Laboratory investigations:
Latest blood counts: haemoglobin 10 g/dL, white cell count 5.8 X 109/L, platelet count 432 X 109/L, reticulocytes 13%
Red cell indices: MCV 141 fL, MCH 37.6 pg, MCHC 26.5 g/dL, RDW 13.5%
G6PD screen: normal
Direct Coombs' test: negative
Cold antibody screen: negative
Methaemalbumin: < 0.1 mg/dL (normal)
Urine haemosiderin: negative
Haptoglobin: 0.32 g/L (normal range: 0.16-1.97 g/L)
Hb pattern: HbF 0.6%, HbA2 3%, HbH bodies negative, Hb variant not detected by HPLC analysis
Total bilirubin: 102 µmol/L (normal range: 7-19 µmol/L)
Direct bilirubin: 12 µmol/L (normal range: 0-6 µmol/L)
Lactate dehydrogenase: 304 IU/L (normal range: 197-401 IU/L)
Na+ = 138 mmol/L
K+ = 5.1 mmol/L and 6 mmol/L on separate occasions, re-checked on fresh and warmed sample = 4 mmol/L
Liver enzymes and thyroid function normal
Iron status normal
HBsAg and HbsAb: both negative
Review of blood film showed numerous stomatocytes (Figures 1 & 3) with associated red cell polychromasia (Figure 2). Circulating normoblasts (arrowhead) and stippled red cells (arrow) were also present (Figure 2). Howell-Jolly bodies (arrow) were found that correlated with prior splenectomy (Figure 4).
Diagnosis
Hereditary stomatocytosis, overhydrated form
Discussion
Hereditary stomatocytosis (HS) and allied disorders are genetic defects of the red cell membrane that result in altered permeability to univalent cations, Na+ and K+. They show increased membrane permeability to these cations and stomatocytic morphology to a variable degree. In frankly haemolytic patients, the intracellular Na+ and K+ are always abnormal. If the concentration of these ions is normal in a haemolytic patient, the diagnosis of HS can be excluded.
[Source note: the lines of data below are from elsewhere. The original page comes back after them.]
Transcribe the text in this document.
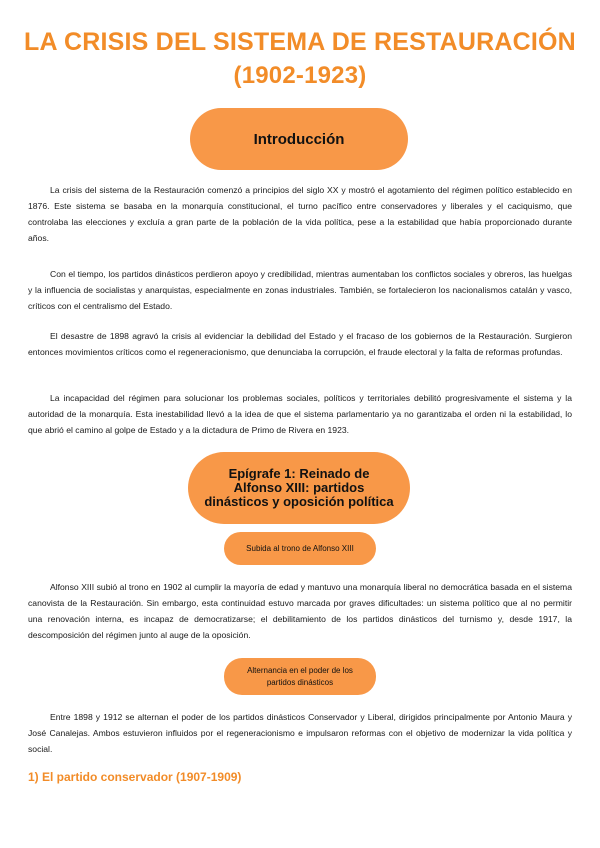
LA CRISIS DEL SISTEMA DE RESTAURACIÓN
(1902-1923)
Introducción

La crisis del sistema de la Restauración comenzó a principios del siglo XX y mostró el agotamiento del régimen político establecido en 1876. Este sistema se basaba en la monarquía constitucional, el turno pacífico entre conservadores y liberales y el caciquismo, que controlaba las elecciones y excluía a gran parte de la población de la vida política, pese a la estabilidad que había proporcionado durante años.

Con el tiempo, los partidos dinásticos perdieron apoyo y credibilidad, mientras aumentaban los conflictos sociales y obreros, las huelgas y la influencia de socialistas y anarquistas, especialmente en zonas industriales. También, se fortalecieron los nacionalismos catalán y vasco, críticos con el centralismo del Estado.

El desastre de 1898 agravó la crisis al evidenciar la debilidad del Estado y el fracaso de los gobiernos de la Restauración. Surgieron entonces movimientos críticos como el regeneracionismo, que denunciaba la corrupción, el fraude electoral y la falta de reformas profundas.

La incapacidad del régimen para solucionar los problemas sociales, políticos y territoriales debilitó progresivamente el sistema y la autoridad de la monarquía. Esta inestabilidad llevó a la idea de que el sistema parlamentario ya no garantizaba el orden ni la estabilidad, lo que abrió el camino al golpe de Estado y a la dictadura de Primo de Rivera en 1923.

Epígrafe 1: Reinado de Alfonso XIII: partidos dinásticos y oposición política
Subida al trono de Alfonso XIII

Alfonso XIII subió al trono en 1902 al cumplir la mayoría de edad y mantuvo una monarquía liberal no democrática basada en el sistema canovista de la Restauración. Sin embargo, esta continuidad estuvo marcada por graves dificultades: un sistema político que al no permitir una renovación interna, es incapaz de democratizarse; el debilitamiento de los partidos dinásticos del turnismo y, desde 1917, la descomposición del régimen junto al auge de la oposición.

Alternancia en el poder de los partidos dinásticos

Entre 1898 y 1912 se alternan el poder de los partidos dinásticos Conservador y Liberal, dirigidos principalmente por Antonio Maura y José Canalejas. Ambos estuvieron influidos por el regeneracionismo e impulsaron reformas con el objetivo de modernizar la vida política y social.

1) El partido conservador (1907-1909)
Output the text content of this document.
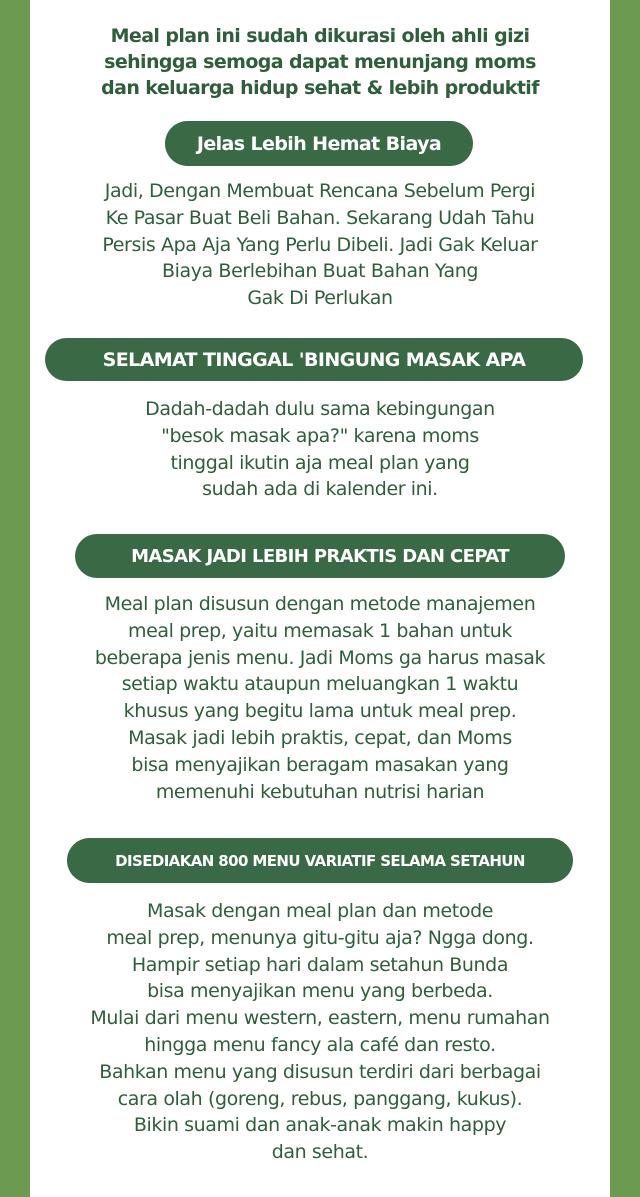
Meal plan ini sudah dikurasi oleh ahli gizi
sehingga semoga dapat menunjang moms
dan keluarga hidup sehat & lebih produktif
Jelas Lebih Hemat Biaya
Jadi, Dengan Membuat Rencana Sebelum Pergi
Ke Pasar Buat Beli Bahan. Sekarang Udah Tahu
Persis Apa Aja Yang Perlu Dibeli. Jadi Gak Keluar
Biaya Berlebihan Buat Bahan Yang
Gak Di Perlukan
SELAMAT TINGGAL 'BINGUNG MASAK APA
Dadah-dadah dulu sama kebingungan
"besok masak apa?" karena moms
tinggal ikutin aja meal plan yang
sudah ada di kalender ini.
MASAK JADI LEBIH PRAKTIS DAN CEPAT
Meal plan disusun dengan metode manajemen
meal prep, yaitu memasak 1 bahan untuk
beberapa jenis menu. Jadi Moms ga harus masak
setiap waktu ataupun meluangkan 1 waktu
khusus yang begitu lama untuk meal prep.
Masak jadi lebih praktis, cepat, dan Moms
bisa menyajikan beragam masakan yang
memenuhi kebutuhan nutrisi harian
DISEDIAKAN 800 MENU VARIATIF SELAMA SETAHUN
Masak dengan meal plan dan metode
meal prep, menunya gitu-gitu aja? Ngga dong.
Hampir setiap hari dalam setahun Bunda
bisa menyajikan menu yang berbeda.
Mulai dari menu western, eastern, menu rumahan
hingga menu fancy ala café dan resto.
Bahkan menu yang disusun terdiri dari berbagai
cara olah (goreng, rebus, panggang, kukus).
Bikin suami dan anak-anak makin happy
dan sehat.
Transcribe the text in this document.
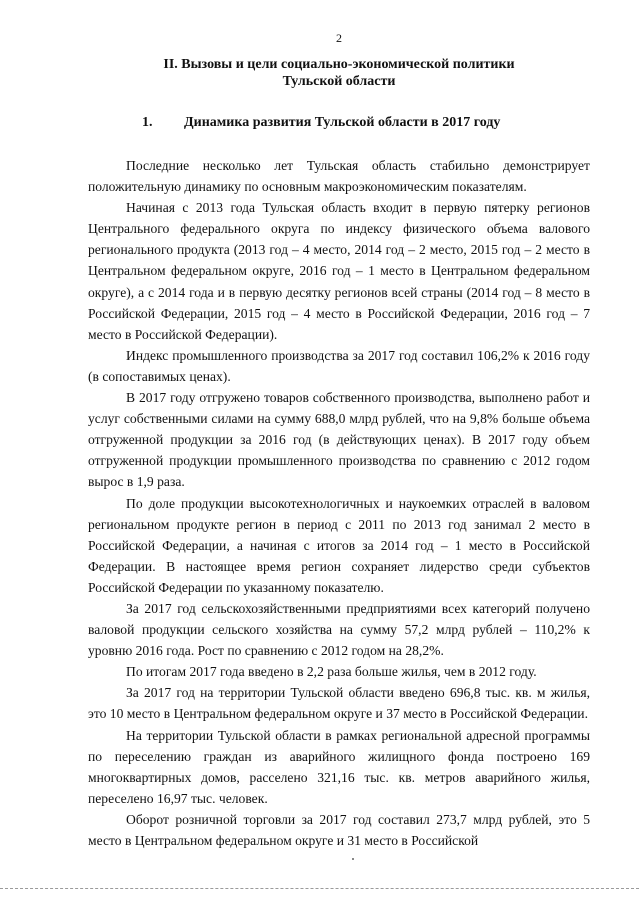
2
II. Вызовы и цели социально-экономической политики
Тульской области
1.	Динамика развития Тульской области в 2017 году

Последние несколько лет Тульская область стабильно демонстрирует положительную динамику по основным макроэкономическим показателям.

Начиная с 2013 года Тульская область входит в первую пятерку регионов Центрального федерального округа по индексу физического объема валового регионального продукта (2013 год – 4 место, 2014 год – 2 место, 2015 год – 2 место в Центральном федеральном округе, 2016 год – 1 место в Центральном федеральном округе), а с 2014 года и в первую десятку регионов всей страны (2014 год – 8 место в Российской Федерации, 2015 год – 4 место в Российской Федерации, 2016 год – 7 место в Российской Федерации).

Индекс промышленного производства за 2017 год составил 106,2% к 2016 году (в сопоставимых ценах).

В 2017 году отгружено товаров собственного производства, выполнено работ и услуг собственными силами на сумму 688,0 млрд рублей, что на 9,8% больше объема отгруженной продукции за 2016 год (в действующих ценах). В 2017 году объем отгруженной продукции промышленного производства по сравнению с 2012 годом вырос в 1,9 раза.

По доле продукции высокотехнологичных и наукоемких отраслей в валовом региональном продукте регион в период с 2011 по 2013 год занимал 2 место в Российской Федерации, а начиная с итогов за 2014 год – 1 место в Российской Федерации. В настоящее время регион сохраняет лидерство среди субъектов Российской Федерации по указанному показателю.

За 2017 год сельскохозяйственными предприятиями всех категорий получено валовой продукции сельского хозяйства на сумму 57,2 млрд рублей – 110,2% к уровню 2016 года. Рост по сравнению с 2012 годом на 28,2%.

По итогам 2017 года введено в 2,2 раза больше жилья, чем в 2012 году.

За 2017 год на территории Тульской области введено 696,8 тыс. кв. м жилья, это 10 место в Центральном федеральном округе и 37 место в Российской Федерации.

На территории Тульской области в рамках региональной адресной программы по переселению граждан из аварийного жилищного фонда построено 169 многоквартирных домов, расселено 321,16 тыс. кв. метров аварийного жилья, переселено 16,97 тыс. человек.

Оборот розничной торговли за 2017 год составил 273,7 млрд рублей, это 5 место в Центральном федеральном округе и 31 место в Российской
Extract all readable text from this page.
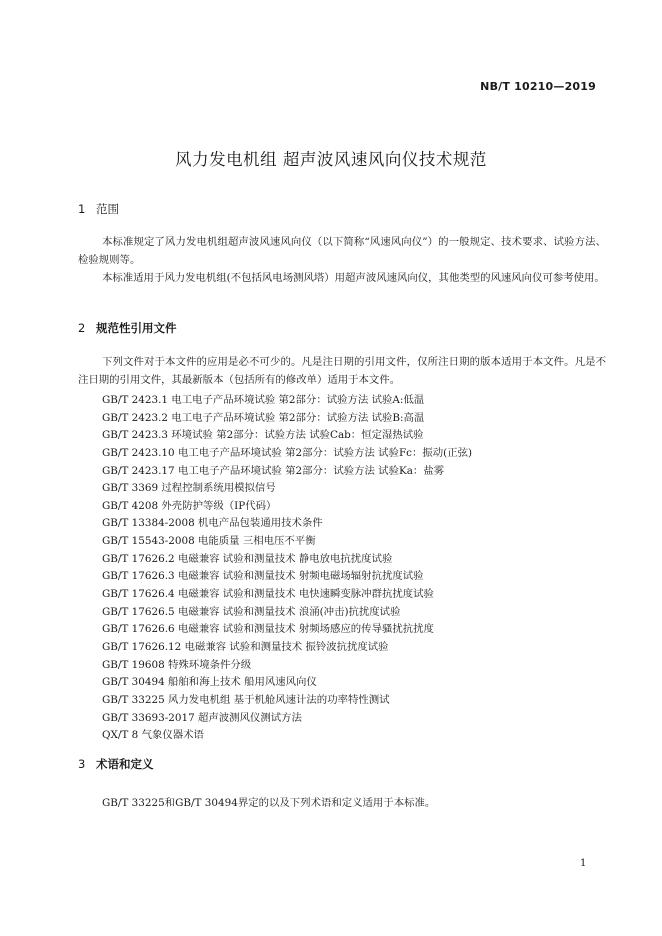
NB/T 10210—2019
风力发电机组 超声波风速风向仪技术规范
1 范围

本标准规定了风力发电机组超声波风速风向仪（以下简称“风速风向仪”）的一般规定、技术要求、试验方法、检验规则等。

本标准适用于风力发电机组(不包括风电场测风塔）用超声波风速风向仪，其他类型的风速风向仪可参考使用。

2 规范性引用文件

下列文件对于本文件的应用是必不可少的。凡是注日期的引用文件，仅所注日期的版本适用于本文件。凡是不注日期的引用文件，其最新版本（包括所有的修改单）适用于本文件。

GB/T 2423.1 电工电子产品环境试验 第2部分：试验方法 试验A:低温
GB/T 2423.2 电工电子产品环境试验 第2部分：试验方法 试验B:高温
GB/T 2423.3 环境试验 第2部分：试验方法 试验Cab：恒定湿热试验
GB/T 2423.10 电工电子产品环境试验 第2部分：试验方法 试验Fc：振动(正弦)
GB/T 2423.17 电工电子产品环境试验 第2部分：试验方法 试验Ka：盐雾
GB/T 3369 过程控制系统用模拟信号
GB/T 4208 外壳防护等级（IP代码）
GB/T 13384-2008 机电产品包装通用技术条件
GB/T 15543-2008 电能质量 三相电压不平衡
GB/T 17626.2 电磁兼容 试验和测量技术 静电放电抗扰度试验
GB/T 17626.3 电磁兼容 试验和测量技术 射频电磁场辐射抗扰度试验
GB/T 17626.4 电磁兼容 试验和测量技术 电快速瞬变脉冲群抗扰度试验
GB/T 17626.5 电磁兼容 试验和测量技术 浪涌(冲击)抗扰度试验
GB/T 17626.6 电磁兼容 试验和测量技术 射频场感应的传导骚扰抗扰度
GB/T 17626.12 电磁兼容 试验和测量技术 振铃波抗扰度试验
GB/T 19608 特殊环境条件分级
GB/T 30494 船舶和海上技术 船用风速风向仪
GB/T 33225 风力发电机组 基于机舱风速计法的功率特性测试
GB/T 33693-2017 超声波测风仪测试方法
QX/T 8 气象仪器术语
3 术语和定义
GB/T 33225和GB/T 30494界定的以及下列术语和定义适用于本标准。
1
The commoner form is dehydrated HS (also known as hereditary xerocytosis) and includes kindreds showing pseudohyperkalaemia or perinatal oedema or both. The pseudohyperkalaemia in these cases is temperature dependent, and occurs due to a net loss of K+ from red cell when they are cooled to room temperature. There is a compensatory increase in Na+ and K+ pump rates. However, the rates of pump and cation leakage became disparate at around 20oC, so that the steady state intracellular K+ cannot be maintained at room temperature, producing net K+ loss and pseudohyperkalaemia. Interestingly our patient with overhydrated HS also showed pseudohyperkalaemia, indicating that this association may not be restricted to the dehydrated form of disease.
Splenectomy in dehydrated HS patients may be complicated in adult life by a tendency to develop venous thromboembolism, which may result in pulmonary hypertension and death. It has been shown in in vitro studies that a high percentage of HS erythrocytes adhere to endothelial monolayers. This thromboembolic risk mandates that the diagnosis of stomatocytosis be excluded before splenectomy is contemplated for suspected spherocytosis.
More recently, the gene responsible for both dehydrated HS and the related disorder, familial pseudohyperkalaemia, has been mapped to 16q23-qter.
The very high MCV and low MCHC in our patient is characteristic of overhydrated HS. Conversely in dehydrated HS, the MCHC should be increased. The pathophysiological basis for overhydrated HS remains elusive but is most probably related to stomatin deficiency in the erythrocyte membrane. The function of stomatin is currently unknown and it may act as an anchor for cytoskeletal proteins.